Двадцать второго июня 1941 года началось для нас светлым и радостным воскресеньем: мы вместе с другими семьями командиров Рабоче–Крестьянской Красной Армии отправились за город на большой спортивный праздник. Родители были активистами во всяких мероприятиях, постоянными участниками всех видов состязаний. И детская коляска им не была помехой, тем более, что и на меня уже можно было кратковременно оставлять сестричку. В красивой местности лесопарка начались старты мужчин, женщин. Но мы скоро заметили, что наши отцы собираются в кучки и что–то серьёзно обсуждают. Затем, они сели в автобус и поехали в город. Прошёл слух «На границе конфликт!». Через некоторое время и остальные участники спортивного праздника тоже поехали домой, где совсем громко вместо слуха о «пограничном конфликте» прозвучало жуткое слово «Война!»
Взрослые догадывались, что это известие сулит много неприятностей и огорчений, но никто не мог себе представить, насколько они заблуждались: это страшное слово несло с собой столько всеобщего горя, страданий, мучений и лишений, что даже человек с богатой фантазией не мог себе представить, какой кошмар ожидает каждого из многомиллионного советского народа. Даже, если б и мог, то не хватило бы фантазии вообразить весь ужас, нависший над нами. Война!

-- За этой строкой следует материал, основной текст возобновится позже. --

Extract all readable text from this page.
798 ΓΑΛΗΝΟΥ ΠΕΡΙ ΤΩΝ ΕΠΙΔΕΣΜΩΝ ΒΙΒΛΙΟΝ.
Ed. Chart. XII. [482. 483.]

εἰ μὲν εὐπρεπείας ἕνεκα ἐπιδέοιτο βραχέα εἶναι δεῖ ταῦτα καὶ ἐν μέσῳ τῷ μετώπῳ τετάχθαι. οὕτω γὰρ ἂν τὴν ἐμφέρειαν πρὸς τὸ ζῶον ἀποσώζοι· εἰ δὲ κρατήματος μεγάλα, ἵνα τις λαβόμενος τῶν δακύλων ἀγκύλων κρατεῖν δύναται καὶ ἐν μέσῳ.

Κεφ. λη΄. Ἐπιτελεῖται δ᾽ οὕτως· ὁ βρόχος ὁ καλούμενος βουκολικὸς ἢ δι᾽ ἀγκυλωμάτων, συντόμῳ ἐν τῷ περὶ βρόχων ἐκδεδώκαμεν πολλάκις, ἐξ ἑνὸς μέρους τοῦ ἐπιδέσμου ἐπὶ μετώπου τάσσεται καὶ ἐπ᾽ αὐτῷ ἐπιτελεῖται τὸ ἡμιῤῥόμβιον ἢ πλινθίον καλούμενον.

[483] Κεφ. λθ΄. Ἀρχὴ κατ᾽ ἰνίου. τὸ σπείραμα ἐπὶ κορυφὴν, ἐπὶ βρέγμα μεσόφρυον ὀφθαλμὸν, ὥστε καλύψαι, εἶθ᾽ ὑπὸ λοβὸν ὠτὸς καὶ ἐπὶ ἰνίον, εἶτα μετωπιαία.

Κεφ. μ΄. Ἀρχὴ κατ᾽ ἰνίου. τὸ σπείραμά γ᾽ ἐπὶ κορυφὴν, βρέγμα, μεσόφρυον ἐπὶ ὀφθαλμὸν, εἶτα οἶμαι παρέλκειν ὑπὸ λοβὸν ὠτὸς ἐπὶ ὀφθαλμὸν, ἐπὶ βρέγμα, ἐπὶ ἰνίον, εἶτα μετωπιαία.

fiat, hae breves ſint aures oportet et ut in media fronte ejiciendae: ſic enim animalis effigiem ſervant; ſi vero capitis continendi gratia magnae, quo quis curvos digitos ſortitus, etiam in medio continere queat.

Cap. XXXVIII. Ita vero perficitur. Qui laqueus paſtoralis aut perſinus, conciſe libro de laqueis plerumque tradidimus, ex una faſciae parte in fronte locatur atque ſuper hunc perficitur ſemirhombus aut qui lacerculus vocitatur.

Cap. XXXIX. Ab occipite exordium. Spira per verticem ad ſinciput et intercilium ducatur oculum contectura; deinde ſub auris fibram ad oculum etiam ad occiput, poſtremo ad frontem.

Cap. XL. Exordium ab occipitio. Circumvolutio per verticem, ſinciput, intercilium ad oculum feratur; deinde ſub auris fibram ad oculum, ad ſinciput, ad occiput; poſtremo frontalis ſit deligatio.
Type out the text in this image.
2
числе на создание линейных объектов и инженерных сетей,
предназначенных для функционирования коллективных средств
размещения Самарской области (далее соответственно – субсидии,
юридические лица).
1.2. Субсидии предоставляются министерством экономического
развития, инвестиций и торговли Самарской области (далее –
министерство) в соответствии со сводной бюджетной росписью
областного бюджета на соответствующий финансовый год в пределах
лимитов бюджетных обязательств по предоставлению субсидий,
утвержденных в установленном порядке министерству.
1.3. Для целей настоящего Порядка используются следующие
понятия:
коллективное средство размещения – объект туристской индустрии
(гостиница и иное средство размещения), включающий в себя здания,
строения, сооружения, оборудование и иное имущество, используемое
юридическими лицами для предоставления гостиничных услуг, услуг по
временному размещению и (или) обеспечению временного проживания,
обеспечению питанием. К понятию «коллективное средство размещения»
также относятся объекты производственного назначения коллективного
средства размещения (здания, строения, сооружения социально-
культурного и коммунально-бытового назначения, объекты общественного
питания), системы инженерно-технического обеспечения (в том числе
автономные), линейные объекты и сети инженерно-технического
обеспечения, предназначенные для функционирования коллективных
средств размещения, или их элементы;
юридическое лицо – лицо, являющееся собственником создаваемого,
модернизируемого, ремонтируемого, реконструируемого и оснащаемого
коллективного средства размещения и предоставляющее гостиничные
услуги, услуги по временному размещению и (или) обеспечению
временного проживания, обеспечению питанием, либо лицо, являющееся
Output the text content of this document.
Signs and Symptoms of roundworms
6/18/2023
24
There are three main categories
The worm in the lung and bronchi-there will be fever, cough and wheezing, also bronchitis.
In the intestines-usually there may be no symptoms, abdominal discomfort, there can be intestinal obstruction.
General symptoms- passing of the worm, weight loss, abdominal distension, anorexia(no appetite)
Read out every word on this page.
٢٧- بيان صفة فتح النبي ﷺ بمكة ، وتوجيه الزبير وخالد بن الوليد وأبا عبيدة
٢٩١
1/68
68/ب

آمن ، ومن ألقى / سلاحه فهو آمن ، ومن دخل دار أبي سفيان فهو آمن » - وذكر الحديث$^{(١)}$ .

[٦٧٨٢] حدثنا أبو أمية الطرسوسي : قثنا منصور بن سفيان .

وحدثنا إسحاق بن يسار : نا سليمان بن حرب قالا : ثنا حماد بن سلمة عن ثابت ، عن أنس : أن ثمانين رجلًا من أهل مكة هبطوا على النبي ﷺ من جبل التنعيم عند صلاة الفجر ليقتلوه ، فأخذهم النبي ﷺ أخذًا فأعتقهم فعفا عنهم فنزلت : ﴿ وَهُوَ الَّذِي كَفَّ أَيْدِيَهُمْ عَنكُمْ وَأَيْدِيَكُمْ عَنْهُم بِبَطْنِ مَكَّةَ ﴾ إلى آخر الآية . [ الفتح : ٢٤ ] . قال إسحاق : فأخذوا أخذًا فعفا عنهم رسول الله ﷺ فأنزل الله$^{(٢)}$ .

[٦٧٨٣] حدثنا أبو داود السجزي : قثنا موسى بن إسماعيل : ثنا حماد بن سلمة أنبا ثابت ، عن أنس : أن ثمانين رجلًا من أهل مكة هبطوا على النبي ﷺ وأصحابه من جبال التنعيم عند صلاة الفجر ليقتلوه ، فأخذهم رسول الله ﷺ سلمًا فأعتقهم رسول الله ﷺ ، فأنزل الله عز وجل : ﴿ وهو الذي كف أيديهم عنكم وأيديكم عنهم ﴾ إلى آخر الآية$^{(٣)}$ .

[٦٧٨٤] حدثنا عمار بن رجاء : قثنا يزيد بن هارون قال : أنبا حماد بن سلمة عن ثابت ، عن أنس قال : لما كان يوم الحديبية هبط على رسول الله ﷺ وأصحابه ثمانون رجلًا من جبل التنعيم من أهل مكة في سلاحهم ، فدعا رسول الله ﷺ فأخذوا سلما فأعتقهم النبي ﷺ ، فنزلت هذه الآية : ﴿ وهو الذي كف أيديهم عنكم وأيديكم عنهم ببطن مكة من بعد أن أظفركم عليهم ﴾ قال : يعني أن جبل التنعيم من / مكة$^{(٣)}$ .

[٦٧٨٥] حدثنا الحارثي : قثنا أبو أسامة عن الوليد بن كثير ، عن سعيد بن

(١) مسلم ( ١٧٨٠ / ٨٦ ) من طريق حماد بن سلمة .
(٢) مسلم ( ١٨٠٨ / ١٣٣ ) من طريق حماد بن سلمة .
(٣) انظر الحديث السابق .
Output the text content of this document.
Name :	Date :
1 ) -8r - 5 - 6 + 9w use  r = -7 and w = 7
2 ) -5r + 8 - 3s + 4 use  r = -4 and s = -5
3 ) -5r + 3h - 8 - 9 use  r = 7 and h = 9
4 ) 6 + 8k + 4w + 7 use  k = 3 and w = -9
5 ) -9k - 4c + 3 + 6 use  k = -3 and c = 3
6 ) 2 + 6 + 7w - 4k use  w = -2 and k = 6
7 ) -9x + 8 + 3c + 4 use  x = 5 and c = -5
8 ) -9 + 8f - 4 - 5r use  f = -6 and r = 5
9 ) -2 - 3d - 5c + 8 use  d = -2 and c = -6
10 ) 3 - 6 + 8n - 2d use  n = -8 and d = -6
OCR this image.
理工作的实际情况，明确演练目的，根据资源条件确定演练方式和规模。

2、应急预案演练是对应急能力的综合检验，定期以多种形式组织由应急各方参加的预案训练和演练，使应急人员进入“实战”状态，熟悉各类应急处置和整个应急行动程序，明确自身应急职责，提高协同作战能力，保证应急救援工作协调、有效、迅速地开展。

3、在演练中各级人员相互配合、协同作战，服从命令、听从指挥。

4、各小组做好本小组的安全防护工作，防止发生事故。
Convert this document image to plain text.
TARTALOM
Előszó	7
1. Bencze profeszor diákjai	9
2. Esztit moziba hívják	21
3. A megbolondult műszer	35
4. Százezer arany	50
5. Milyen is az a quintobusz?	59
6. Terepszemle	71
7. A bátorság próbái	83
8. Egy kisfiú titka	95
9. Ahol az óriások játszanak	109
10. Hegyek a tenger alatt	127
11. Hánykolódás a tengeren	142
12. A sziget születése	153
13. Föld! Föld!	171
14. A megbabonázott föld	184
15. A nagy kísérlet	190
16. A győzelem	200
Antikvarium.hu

Жизнь кардинально изменилась. Слушателей академии перевели на ускоренный курс и в августе они экстерном закончили обучение и поехали защищать СССР. Проводили и мы отца до трамвайной остановки – на фронт.
В жилом городке между домами взрослые рыли траншеи для защиты людей при воздушном налёте. В укрытиях постоянно набиралась вода, и круглосуточные дежурные постоянно откачивали её ручными насосами. В этом участвовали и мы. Всему населению городка выдали противогазы, и мы были обязаны носить их с собой. Для мальчишек эти средства индивидуальной защиты были особой гордостью. Детвора одевала маски на лицо и в них ходила. Но перед хранением маски были посыпаны тальком, он попадал в глаза, отчего они становились красными и постоянно слезились и чесались. Но мы терпели – война. Чтобы стёкла окон при бомбёжке не рассыпались от взрывной волны, их крест накрест оклеили полосками бумаги. Специальный патруль по вечерам обходил наш район и следил за соблюдением правил светомаскировки. Все следили за сообщениями громкоговорителей и репродукторов и активно обсуждали огорчающие события с фронтов. Оружие (наши три малокалиберные винтовки) сдали на склад. Гордость семьи, новинку – радиоприёмник СВД–9 – тоже сдали на хранение. Оружие и радиоаппаратуру хранить в доме было запрещено.
Повезло мне увидеть, как наши зенитные орудия над окраиной города сбили фашистский самолёт. Однажды днём завыла сирена, застучал по репродуктору метроном («Воздушная тревога!»), стали слышны хлопки (выстрелы зенитных орудий). И мы увидели, что с запада на большой высоте (думаю, это был разведчик) появился самолёт. Вокруг него вспыхивали белые маленькие облачка – разрывы зенитных снарядов. Конечно, мы не кинулись в бомбогазоубежище, выстроенное перед самой войной под новым домом (корпусом №109 по проспекту Бенуа 1), а стали наблюдать за происходящим из вырытой во дворе щели. Наконец, один разрыв вспыхнул совсем близко к самолёту, который стал энергично снижаться и с хвостом дыма разворачиваться на обратный курс. Подбили! Мы с восторженными воплями наблюдали, как самолёт захватчика падал за город.
Фашисты стремительно продвигались вглубь территории СССР. Наконец, было сообщено: «Семьям командиров РККА приготовиться к эвакуации в тыл». «Возьмите с собой самое необходимое,– напутствовали организаторы эвакуации. – Конфликт может затянуться. Возьмите вещи месяца на три».